Think through these 2 basic questions about resources and empowerment, assess your own motivations and identify where your program is vs where you believe it needs to be. Then come up with your best answer and do not worry if others disagree. It is your answer to today. You are free to change it if the conditions change. But make sure you avoid some common pitfalls.
Ego: It sounds so cool to be a CEO direct report. But can your CEO give you the time and guidance? Don’t be trapped by the siren song of “I am a self-starter and do not need that guidance.” I do believe this is very industry-dependent, so it may be the best answer for your company. Just make sure it is the best answer for your company and not for your ambition.
High Tech companies, startups and cybersecurity companies feel like great fits for having the CISO report to the CEO.
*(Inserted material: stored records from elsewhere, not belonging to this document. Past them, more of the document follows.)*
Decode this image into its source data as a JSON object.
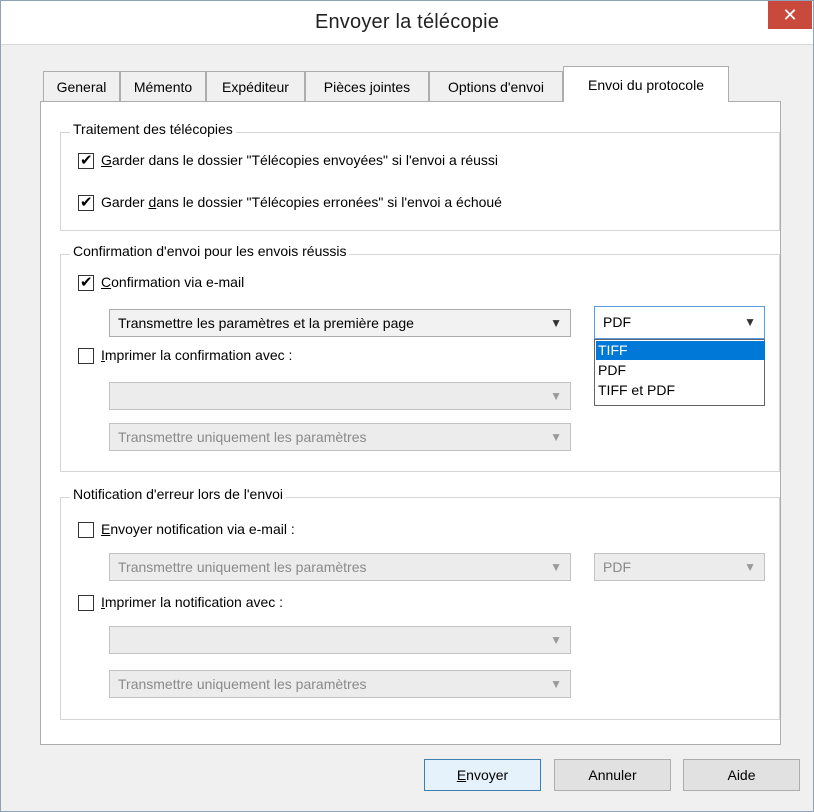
{
  "window": {
    "title": "Envoyer la télécopie",
    "close_symbol": "✕"
  },
  "tabs": [
    {
      "label": "General",
      "active": false
    },
    {
      "label": "Mémento",
      "active": false
    },
    {
      "label": "Expéditeur",
      "active": false
    },
    {
      "label": "Pièces jointes",
      "active": false
    },
    {
      "label": "Options d'envoi",
      "active": false
    },
    {
      "label": "Envoi du protocole",
      "active": true
    }
  ],
  "group_fax": {
    "legend": "Traitement des télécopies",
    "keep_sent": {
      "checked": true,
      "ul": "G",
      "rest": "arder dans le dossier \"Télécopies envoyées\" si l'envoi a réussi"
    },
    "keep_failed": {
      "checked": true,
      "pre": "Garder ",
      "ul": "d",
      "rest": "ans le dossier \"Télécopies erronées\" si l'envoi a échoué"
    }
  },
  "group_confirm": {
    "legend": "Confirmation d'envoi pour les envois réussis",
    "email": {
      "checked": true,
      "ul": "C",
      "rest": "onfirmation via e-mail"
    },
    "email_content": "Transmettre les paramètres et la première page",
    "format_value": "PDF",
    "format_options": [
      "TIFF",
      "PDF",
      "TIFF et PDF"
    ],
    "format_selected_option": "TIFF",
    "print": {
      "checked": false,
      "ul": "I",
      "rest": "mprimer la confirmation avec :"
    },
    "print_printer": "",
    "print_content": "Transmettre uniquement les paramètres"
  },
  "group_error": {
    "legend": "Notification d'erreur lors de l'envoi",
    "email": {
      "checked": false,
      "ul": "E",
      "rest": "nvoyer notification via e-mail :"
    },
    "email_content": "Transmettre uniquement les paramètres",
    "format_value": "PDF",
    "print": {
      "checked": false,
      "ul": "I",
      "rest": "mprimer la notification avec :"
    },
    "print_printer": "",
    "print_content": "Transmettre uniquement les paramètres"
  },
  "buttons": {
    "send": {
      "ul": "E",
      "rest": "nvoyer"
    },
    "cancel": "Annuler",
    "help": "Aide"
  },
  "icons": {
    "dropdown_arrow": "chevron-down-icon",
    "check": "checkmark-icon"
  }
}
Jealousy: Yeah, big banks have big budgets. Even when using a percentage metric, like Cyber FTE over total employee population or % of Cyber Budget vs IT Budget, your situation is unique. A few years ago, I was talking with a large bank CISO and they stated that their budget was unlimited. I do not even understand that statement and fear it can lead to waste and inefficiency. Ironically, some of my friends think my budget is “unlimited” because of the size of my company. I assure you it is not. But that is a relative measure.
Accolades: Related to ego, maybe the same thing. We often toil in obscurity and crave a little recognition. But if that is driving this kind of decision, then tread lightly. Plus, the spotlight brings attention, and not always the welcome kind. Brag too hard and you might create a target for security researchers, activists or hackers.
Back in 2010, there was a cyber consulting company named HB Gary. Their CEO publicly outed and shamed some Anonymous hackers, calling them script kiddies. They took offense and so thoroughly compromised the firm within 24 hours.
Comparables: I often remind my teams that it is easier to grade someone else’s homework than to come up with original material. Sometimes we have to be willing to “blaze a trail” and then absorb the critiques and improve the proposal. Org structure is no different. It is easy to read a study or copy a successful team and run with it. Just make sure you put a critical eye on it and relate it to your situation. What is good for the goose is not always good for the gander.